Cidade devoluta

Reabilitar o nosso edificado é uma das mais antigas preocupações do BE. Nos Açores, esse foi, até há relativamente pouco tempo, um assunto de menor relevo para a governação regional e local, porventura, a razão para que, só agora, esta área estivesse contemplada para investimento, neste quadro comunitário de apoio.

De repente, «quase da noite para o dia», nas eleições para a autarquia angrense, a então coligação 'Por Angra' (PSD/CDS) «clamava aos sete ventos», e com toda a razão, a necessidade imperiosa do concelho ter um 'Programa de Reabilitação Urbana' como forma de incrementar investimento para possibilitar a criação de emprego. E, como não poderia deixar de acontecer, a candidatura do PS alinhava pelo mesmo diapasão. Assim, pelo menos aparentemente, tínhamos, pela primeira vez, a reabilitação do edificado no topo das prioridades de todas as candidaturas. Tudo levaria a acreditar que teríamos alcançado um consenso.

Um ano depois, e conhecido o próximo quadro comunitário de apoio, só posso concluir que toda esta boa-vontade, sobretudo da parte do Governo Regional, «bem espremida, mas mesmo muito bem espremida» resultou em muito pouco «sumo». As autarquias, os principais atores na reabilitação do edificado público, terão de dividir entre si, umas poucas migalhas de um investimento correspondente a menos de 4% do total previsto.

Mas não basta investimento. É fundamental que se criem condições para desincentivar a manutenção de prédios devolutos e degradados, principalmente, numa cidade, ou melhor, numa ilha com um grave problema de infestação de térmitas. A aplicação de medidas de desincentivo só terão sucesso se houver coragem política para enfrentar quem pretende, sem investir, ganhar muito dinheiro através da especulação imobiliária, ou o dogma da sacralização da propriedade privada, mesmo que sem qualquer fim útil. A penalização de 5% na taxa de IMI para essas situações, por parte da autarquia angrense, é um primeiro passo, mas não basta. É urgente pensar em medidas de maior abrangência.
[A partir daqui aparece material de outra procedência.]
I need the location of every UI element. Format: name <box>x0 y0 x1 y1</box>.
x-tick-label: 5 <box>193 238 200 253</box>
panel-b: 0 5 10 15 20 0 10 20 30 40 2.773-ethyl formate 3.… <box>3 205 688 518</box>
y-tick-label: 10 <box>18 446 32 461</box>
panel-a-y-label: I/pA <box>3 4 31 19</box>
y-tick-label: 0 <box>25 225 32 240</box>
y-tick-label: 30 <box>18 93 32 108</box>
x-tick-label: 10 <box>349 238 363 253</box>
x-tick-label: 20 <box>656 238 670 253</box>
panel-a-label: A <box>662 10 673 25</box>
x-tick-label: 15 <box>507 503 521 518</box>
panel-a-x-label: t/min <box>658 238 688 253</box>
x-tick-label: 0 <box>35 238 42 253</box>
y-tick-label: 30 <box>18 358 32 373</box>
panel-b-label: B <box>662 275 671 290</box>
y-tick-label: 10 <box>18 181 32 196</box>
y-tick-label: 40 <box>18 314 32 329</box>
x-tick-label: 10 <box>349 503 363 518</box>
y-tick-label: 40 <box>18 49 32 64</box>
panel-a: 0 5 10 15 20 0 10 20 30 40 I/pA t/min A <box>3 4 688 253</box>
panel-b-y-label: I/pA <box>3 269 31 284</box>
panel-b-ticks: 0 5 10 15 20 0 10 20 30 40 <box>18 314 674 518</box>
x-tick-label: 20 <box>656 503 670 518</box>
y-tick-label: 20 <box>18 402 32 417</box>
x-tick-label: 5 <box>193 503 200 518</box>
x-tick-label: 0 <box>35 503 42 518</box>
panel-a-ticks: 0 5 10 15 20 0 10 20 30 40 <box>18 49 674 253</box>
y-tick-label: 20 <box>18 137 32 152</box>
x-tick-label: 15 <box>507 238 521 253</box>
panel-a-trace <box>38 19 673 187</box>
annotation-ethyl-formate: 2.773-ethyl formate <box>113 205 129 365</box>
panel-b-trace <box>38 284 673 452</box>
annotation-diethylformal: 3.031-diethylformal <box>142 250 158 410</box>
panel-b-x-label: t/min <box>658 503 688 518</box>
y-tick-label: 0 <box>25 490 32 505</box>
É possível, bastará para tal alguma vontade política, implementar um sistema semelhante ao praticado em Inglaterra, em que os prédios devolutos e/ou degradados podem ser objeto de requisição pública. Assim, os proprietários que não têm condições financeiras para arcar com os custos da reabilitação do seu prédio, apesar dos apoios disponíveis, seriam substituídos pela autarquia, que por si, ou em articulação com a Região, realizaria as obras necessárias, tendo como contrapartida a integração do prédio numa bolsa pública (de cariz regional ou local) de arrendamento como forma de compensar o custo suportado pelo erário público. Depois da compensação feita, o prédio seria então restituído ao seu proprietário. Uma medida de bom-senso, moderada e que poderia ser um início de uma autêntica revolução nas cidades e freguesias da Região.

Dir-me-ão que são medidas estratosféricas, típicas da esquerda radical. Mas essa era a acusação de que o BE era alvo, quando começámos a defender que a reabilitação do edificado era muito mais importante do que a construção desenfreada. E tenham em consideração que há países, nos quais a ocupação de prédios desocupados sobrepõe-se ao dogma da propriedade pela propriedade. Não, não foi na antiga URSS. Não, não é em Cuba ou na Venezuela. É mesmo, aqui ao lado, na nossa Europa, na Holanda.